To find the minimum value of y - 2x, we need to first determine the range of x and y that satisfy the given conditions:
1. x is at least 2: This means x ≥ 2.
2. y is at least -1: This means y ≥ -1.
3. x + y is at most 7: This means x + y ≤ 7.
Combining the first and third conditions, we get:
x + y ≤ 7
x + (y - 2x) ≤ 7
-y + x ≤ 7
x - y ≥ -7 (by multiplying both sides by -1 and reversing the inequality sign)
Now, we need to find the range of values of x and y that satisfy the above condition.
Since x is at least 2, we can select any value of x greater than or equal to 2.

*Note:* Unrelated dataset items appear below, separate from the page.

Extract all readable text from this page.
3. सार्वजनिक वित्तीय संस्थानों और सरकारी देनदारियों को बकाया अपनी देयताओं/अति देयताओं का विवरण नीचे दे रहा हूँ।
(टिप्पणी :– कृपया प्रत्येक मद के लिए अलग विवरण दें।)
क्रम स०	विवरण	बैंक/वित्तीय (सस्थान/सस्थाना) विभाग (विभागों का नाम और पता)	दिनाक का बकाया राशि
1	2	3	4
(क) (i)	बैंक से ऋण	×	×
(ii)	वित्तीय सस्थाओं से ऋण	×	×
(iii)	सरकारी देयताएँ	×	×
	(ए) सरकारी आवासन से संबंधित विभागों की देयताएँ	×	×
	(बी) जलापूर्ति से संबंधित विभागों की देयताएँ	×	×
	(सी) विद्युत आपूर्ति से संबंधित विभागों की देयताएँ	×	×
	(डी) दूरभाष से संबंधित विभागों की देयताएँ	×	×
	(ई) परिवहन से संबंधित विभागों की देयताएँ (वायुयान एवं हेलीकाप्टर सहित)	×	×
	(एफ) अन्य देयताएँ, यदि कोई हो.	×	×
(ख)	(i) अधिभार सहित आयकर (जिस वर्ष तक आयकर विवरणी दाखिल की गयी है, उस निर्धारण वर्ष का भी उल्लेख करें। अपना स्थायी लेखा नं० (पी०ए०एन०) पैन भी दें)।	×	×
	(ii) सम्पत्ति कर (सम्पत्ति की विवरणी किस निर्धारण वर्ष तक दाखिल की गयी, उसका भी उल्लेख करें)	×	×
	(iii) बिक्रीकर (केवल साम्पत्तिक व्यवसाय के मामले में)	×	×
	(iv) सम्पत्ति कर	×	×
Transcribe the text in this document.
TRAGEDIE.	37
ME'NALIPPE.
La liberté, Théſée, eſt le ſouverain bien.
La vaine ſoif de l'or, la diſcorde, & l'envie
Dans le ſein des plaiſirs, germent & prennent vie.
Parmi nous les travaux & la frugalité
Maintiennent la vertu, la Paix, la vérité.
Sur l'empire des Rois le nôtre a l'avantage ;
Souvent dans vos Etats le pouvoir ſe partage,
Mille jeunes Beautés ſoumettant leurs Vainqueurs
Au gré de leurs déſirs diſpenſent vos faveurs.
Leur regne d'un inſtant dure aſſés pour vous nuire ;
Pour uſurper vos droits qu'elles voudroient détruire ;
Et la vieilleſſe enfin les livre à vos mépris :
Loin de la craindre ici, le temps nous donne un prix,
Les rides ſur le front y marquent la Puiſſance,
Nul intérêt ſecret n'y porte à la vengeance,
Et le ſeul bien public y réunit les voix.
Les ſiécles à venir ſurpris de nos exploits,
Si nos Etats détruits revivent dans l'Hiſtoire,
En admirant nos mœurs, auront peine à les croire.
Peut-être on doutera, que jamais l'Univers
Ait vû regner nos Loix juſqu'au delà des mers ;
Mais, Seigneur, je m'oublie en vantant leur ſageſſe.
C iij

For simplicity, let's choose x = 2. Substituting this into the inequality, we get:
2 - y ≥ -7
-y ≥ -7 - 2
-y ≥ -9 (by simplifying)
Now, we multiply both sides of the inequality by -1 (and reverse the inequality sign) to solve for y:
y ≤ 9
So, for x = 2, the range of values for y that satisfies the conditions is y ≤ 9.
Therefore, the minimum value of y - 2x occurs when x = 2 and y = 9, and the minimum value is:
y - 2x = 9 - 2(2) = 9 - 4 = 5.
Hence, the minimum value of y - 2x is 5.